Rekening ACT yang Diblokir PPATK Bertambah Hingga Ratusan

PPATK menelusuri data rekening ACT sejak 2014 hingga tahun ini.

Prayogi/Republika.
Pegawai beraktivitas di kantor Aksi Cepat Tanggap (ACT), Menara 165, Jakarta, Rabu (6/7/22). Ratusan rekening terkait ACT sudah diblokir PPATK hingga Kamis (7/7/2022) malam.
Rep: Rizky Suryarandika Red: Indira Rezkisari

REPUBLIKA.CO.ID, JAKARTA -- Pusat Pelaporan dan Analisis Transaksi Keuangan (PPATK) mengungkapkan telah memblokir ratusan rekening lembaga filantropi Aksi Cepat Tanggap (ACT) pada Kamis (7/7/2022). Jumlah ini melonjak drastis dari pemblokiran 60 rekening ACT oleh PPATK sehari sebelumnya.

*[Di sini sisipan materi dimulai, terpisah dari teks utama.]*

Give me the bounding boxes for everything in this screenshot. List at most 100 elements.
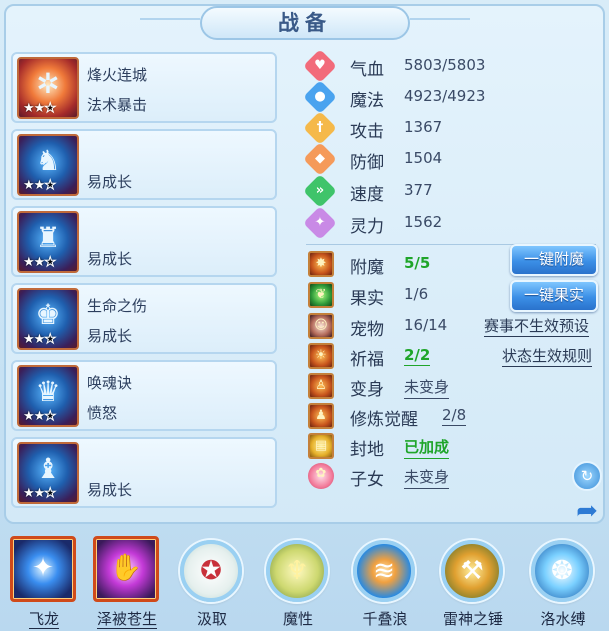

Kepala PPATK, Ivan Yustiavandana memberi perhatian khusus terkait indikasi penyalahgunaan dana bantuan kemanusiaan yang dikelola ACT. Apalagi PPATK memang berwenang melakukan penelusuran, analisis dan pemeriksaan terhadap permasalahan yang menarik perhatian masyarakat serta diduga adanya pelanggaran terhadap perundang-undangan.

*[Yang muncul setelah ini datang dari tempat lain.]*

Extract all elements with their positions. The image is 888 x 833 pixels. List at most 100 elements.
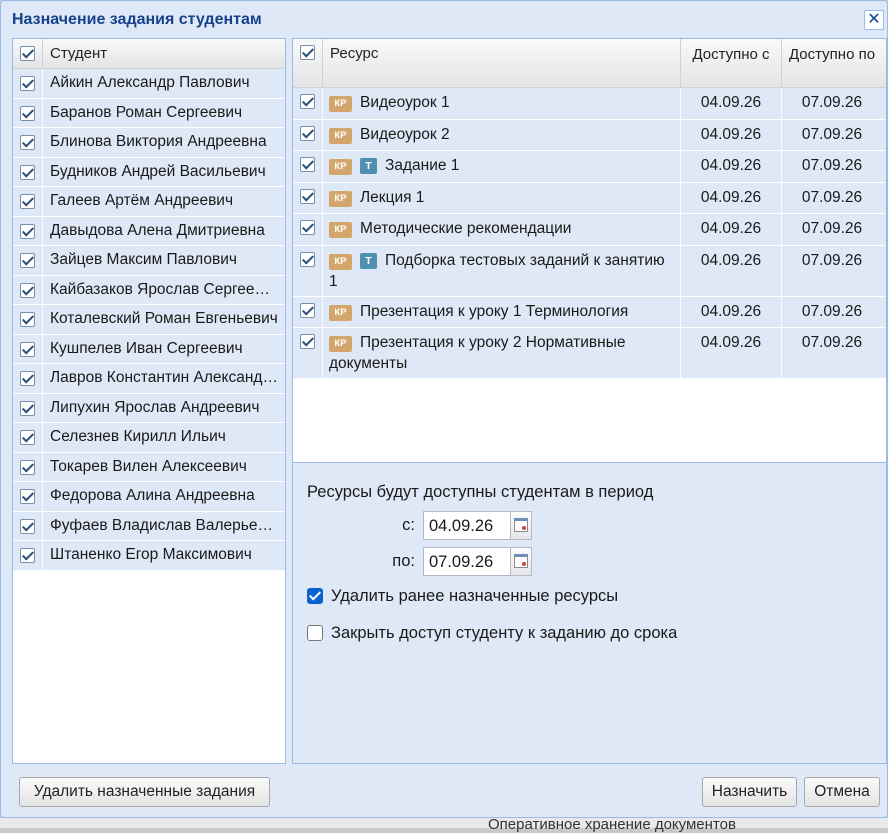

"Saat ini PPATK telah melakukan penghentian sementara transaksi di 141 CIF pada lebih dari 300 rekening yang dimiliki oleh ACT, yang tersebar di 41 penyedia jasa keuangan (PJK)," kata Ivan di Jakarta, Kamis (7/7/2022).

Ivan menyampaikan PPATK menelusuri data rekening ACT sejak 2014 hingga tahun ini. Dari penelusuran terungkap besaran dana ACT yang didapat dari luar negeri sekaligus dikirim ke luar negeri.

"Berdasarkan data transaksi dari dan ke Indonesia periode 2014 sampai Juli 2022 yang terkait ACT, diketahui terdapat dana masuk yang bersumber dari luar negeri sebesar total Rp 64,946 triliun dan dana keluar dari Indonesia sebesar total Rp 52,947 triliun," ujar Ivan.

Selain itu, Ivan mengingatkan yayasan manapun untuk menaati Peraturan Presiden Nomor 18 Tahun 2017 yang pada intinya meminta setiap ormas yang melakukan kegiatan penghimpunan dan penyaluran sumbangan untuk mengenali pemberi (know your donor) dan mengenali penerima (know your Beneficiary), melakukan pencatatan dan pelaporan yang akuntabel. Aturan itu keluar sebagai respons PPATK atas teridentifikasinya beberapa kasus penyalahgunaan yayasan untuk sebagai media pencucian uang dan pendanaan terorisme.

"Penghimpunan dan penyaluran bantuan harus dikelola dan dilakukan secara
akuntabel, serta dengan memitigasi segala risiko baik dalam penghimpunan maupun penyaluran dana kemanusiaan," ucap Ivan.